Par ailleurs, les rapports qu'entretiennent ces hommes avec les femmes - mais aussi, pour être complet, avec leurs sexuellement semblables - oscillent, par ailleurs, entre épouvantable et parfaitement creux avec des variantes situées entre anecdotique, strictement sexuelle ou presque étrangère, excepté peut-être pour ce jeune homme sortant tout juste de son adolescence romantique. Notons par ailleurs qu'ils partagent tous cette étrange et morne solitude bien que se mouvant au beau milieu de leurs quasi-clones contemporains : on peine à nommer de ce beau nom d'amitié les rapports qu'ils entretiennent avec leurs semblables de même sexe ou de sexe opposé. Quant à la seule idée de famille, elle est totalement inexistante à force d'être annihilée par l'auteur.

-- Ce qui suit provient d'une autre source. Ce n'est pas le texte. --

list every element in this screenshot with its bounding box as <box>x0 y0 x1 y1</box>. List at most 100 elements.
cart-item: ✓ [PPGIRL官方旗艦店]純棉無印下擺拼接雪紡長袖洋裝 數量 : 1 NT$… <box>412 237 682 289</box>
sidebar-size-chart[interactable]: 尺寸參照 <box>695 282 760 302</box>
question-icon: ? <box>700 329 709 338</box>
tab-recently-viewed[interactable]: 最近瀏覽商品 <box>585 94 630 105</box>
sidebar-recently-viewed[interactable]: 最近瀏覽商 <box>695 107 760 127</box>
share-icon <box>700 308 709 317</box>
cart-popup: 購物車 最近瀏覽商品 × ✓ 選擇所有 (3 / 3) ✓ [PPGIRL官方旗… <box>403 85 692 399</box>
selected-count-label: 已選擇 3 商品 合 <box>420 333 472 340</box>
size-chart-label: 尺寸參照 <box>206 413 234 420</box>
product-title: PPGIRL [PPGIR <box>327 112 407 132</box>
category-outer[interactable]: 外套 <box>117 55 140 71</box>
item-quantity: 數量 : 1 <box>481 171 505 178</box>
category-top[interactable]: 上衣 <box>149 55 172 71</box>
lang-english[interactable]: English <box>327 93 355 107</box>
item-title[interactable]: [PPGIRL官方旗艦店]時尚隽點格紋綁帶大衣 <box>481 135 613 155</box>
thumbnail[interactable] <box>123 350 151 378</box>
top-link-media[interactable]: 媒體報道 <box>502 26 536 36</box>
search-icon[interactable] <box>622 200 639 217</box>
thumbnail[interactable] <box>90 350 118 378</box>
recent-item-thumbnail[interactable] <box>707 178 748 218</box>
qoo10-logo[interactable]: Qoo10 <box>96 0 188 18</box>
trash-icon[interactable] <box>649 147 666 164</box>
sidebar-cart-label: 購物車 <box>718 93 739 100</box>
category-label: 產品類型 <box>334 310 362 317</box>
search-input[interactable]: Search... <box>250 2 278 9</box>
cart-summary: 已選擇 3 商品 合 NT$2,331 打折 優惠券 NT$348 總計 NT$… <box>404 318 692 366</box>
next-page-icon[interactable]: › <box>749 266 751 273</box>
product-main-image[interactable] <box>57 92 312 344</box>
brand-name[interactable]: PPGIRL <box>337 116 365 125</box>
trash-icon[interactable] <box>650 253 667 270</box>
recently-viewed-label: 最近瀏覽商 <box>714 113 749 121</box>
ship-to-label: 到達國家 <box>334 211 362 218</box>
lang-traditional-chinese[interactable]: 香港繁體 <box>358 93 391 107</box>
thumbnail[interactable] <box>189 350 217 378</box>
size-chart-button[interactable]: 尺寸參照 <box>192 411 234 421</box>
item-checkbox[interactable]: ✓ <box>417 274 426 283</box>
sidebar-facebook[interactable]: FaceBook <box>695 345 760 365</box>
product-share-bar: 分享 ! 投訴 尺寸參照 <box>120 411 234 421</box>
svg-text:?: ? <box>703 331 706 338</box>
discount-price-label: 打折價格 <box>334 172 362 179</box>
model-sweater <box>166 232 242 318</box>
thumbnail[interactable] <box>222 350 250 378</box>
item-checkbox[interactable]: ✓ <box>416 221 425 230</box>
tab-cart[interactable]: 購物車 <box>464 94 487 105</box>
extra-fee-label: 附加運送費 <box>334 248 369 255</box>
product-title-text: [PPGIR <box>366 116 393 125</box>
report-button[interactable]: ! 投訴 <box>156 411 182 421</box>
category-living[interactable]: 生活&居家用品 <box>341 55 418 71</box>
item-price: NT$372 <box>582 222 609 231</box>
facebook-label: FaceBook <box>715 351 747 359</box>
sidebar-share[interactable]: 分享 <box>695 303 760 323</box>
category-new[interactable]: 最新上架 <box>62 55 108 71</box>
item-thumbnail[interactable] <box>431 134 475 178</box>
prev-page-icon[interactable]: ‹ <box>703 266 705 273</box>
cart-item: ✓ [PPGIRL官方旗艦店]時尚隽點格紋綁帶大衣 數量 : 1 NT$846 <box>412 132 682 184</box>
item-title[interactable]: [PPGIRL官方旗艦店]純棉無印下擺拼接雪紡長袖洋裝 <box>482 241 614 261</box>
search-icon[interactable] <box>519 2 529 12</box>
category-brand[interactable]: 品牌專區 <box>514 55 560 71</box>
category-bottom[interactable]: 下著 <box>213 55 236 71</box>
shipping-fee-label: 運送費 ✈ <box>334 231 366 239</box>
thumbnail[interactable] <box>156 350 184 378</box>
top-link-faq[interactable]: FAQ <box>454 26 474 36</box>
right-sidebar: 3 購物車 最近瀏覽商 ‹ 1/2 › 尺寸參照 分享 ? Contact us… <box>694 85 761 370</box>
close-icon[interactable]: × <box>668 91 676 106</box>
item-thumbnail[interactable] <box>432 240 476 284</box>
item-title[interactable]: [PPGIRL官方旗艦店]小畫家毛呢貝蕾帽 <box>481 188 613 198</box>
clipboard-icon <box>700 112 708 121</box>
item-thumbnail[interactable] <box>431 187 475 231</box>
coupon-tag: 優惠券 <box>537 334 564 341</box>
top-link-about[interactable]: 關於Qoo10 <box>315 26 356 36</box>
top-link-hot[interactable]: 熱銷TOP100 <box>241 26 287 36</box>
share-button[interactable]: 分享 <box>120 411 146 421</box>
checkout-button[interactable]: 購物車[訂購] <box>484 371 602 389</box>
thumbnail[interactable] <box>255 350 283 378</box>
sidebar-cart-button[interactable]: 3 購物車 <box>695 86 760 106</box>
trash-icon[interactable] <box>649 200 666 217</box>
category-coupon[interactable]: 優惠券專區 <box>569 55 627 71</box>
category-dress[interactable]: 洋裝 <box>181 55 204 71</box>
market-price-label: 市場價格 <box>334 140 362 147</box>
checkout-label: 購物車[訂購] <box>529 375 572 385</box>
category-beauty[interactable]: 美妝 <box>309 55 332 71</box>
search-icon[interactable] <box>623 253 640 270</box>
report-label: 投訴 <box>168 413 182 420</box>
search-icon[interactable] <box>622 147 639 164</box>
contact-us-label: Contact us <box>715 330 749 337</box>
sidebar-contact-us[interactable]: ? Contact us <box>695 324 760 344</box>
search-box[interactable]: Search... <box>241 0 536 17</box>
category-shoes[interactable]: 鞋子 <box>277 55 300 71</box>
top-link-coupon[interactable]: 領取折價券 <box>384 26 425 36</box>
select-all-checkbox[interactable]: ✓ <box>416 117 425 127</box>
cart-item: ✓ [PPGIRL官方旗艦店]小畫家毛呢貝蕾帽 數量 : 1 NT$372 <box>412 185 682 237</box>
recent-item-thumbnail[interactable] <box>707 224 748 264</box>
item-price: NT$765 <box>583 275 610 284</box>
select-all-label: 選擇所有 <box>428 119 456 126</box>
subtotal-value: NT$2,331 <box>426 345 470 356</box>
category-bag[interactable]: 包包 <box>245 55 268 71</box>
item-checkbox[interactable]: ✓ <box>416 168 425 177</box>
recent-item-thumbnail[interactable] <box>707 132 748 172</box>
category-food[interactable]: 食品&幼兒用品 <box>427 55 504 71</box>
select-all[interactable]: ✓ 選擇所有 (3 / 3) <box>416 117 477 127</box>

Les lecteurs pour lesquels amour, amitié, famille (etc) revêtent encore quelque importance apprécieront...

Certes, le trait est un peu forcé dans ces quelques lignes critiques mais il se révèle à peine moins caricatural, une fois bien posées les différents aspects abordés, dans ce volume long, sensiblement répétitif malgré la multiplicité des personnages, et sans être réellement ennuyeux - d'un style agréable, même s'il n'est pour autant d'une intense originalité, l'ensemble se lit sans peine, sans fatigue, sans surprise -, il se révèle assez vite monotone, désespérant, gris, superficiel et... un rien prétentieux, au regard du titre-programme auquel il invite le lecteur. On est loin, très loin, des pénétrants portraits à la Henry James dont David Szalay pourrait sembler être un rejeton très lointain. Tout n'y est pas absolument mauvais, bien sûr. Certaines de ces effigies d'homme pouvant se révéler touchantes : ce jeune Simon du début, en particulier, et qui fait écho à l'ultime portrait de cet homme de soixante-treize ans, qui n'est autre que son propre grand-père, l'auteur bouclant ainsi cette boucle des mâles. De même, la trajectoire de ce milliardaire ruiné, neurasthénique et assommé par la demande de divorce de son épouse est une assez bonne surprise, une fois dépassés les aspects éminemment caricaturaux, quasiment parodiques de ce chapitre.

Subsiste en bout de course un ouvrage pour hipster n'ayant le temps de lire que quelques pages entre deux avions, entre deux rendez-vous d'affaire, pour lecteur pressé et sans doute à la pointe de la "modernitude" qui n'a certes aucune envie d'aller voir dans les détails si le diable s'y est mis mais qui se rassurera à bon compte en contemplant les petites misères fades et dénuées de sens de ses propres contemporains - tous des humains déshumanisés ? - plus ou moins identiques. Une relative déception après un démarrage sous les meilleurs auspices, la première présentation d'homme demeurant, à notre avis, la mieux réussie et la plus profonde.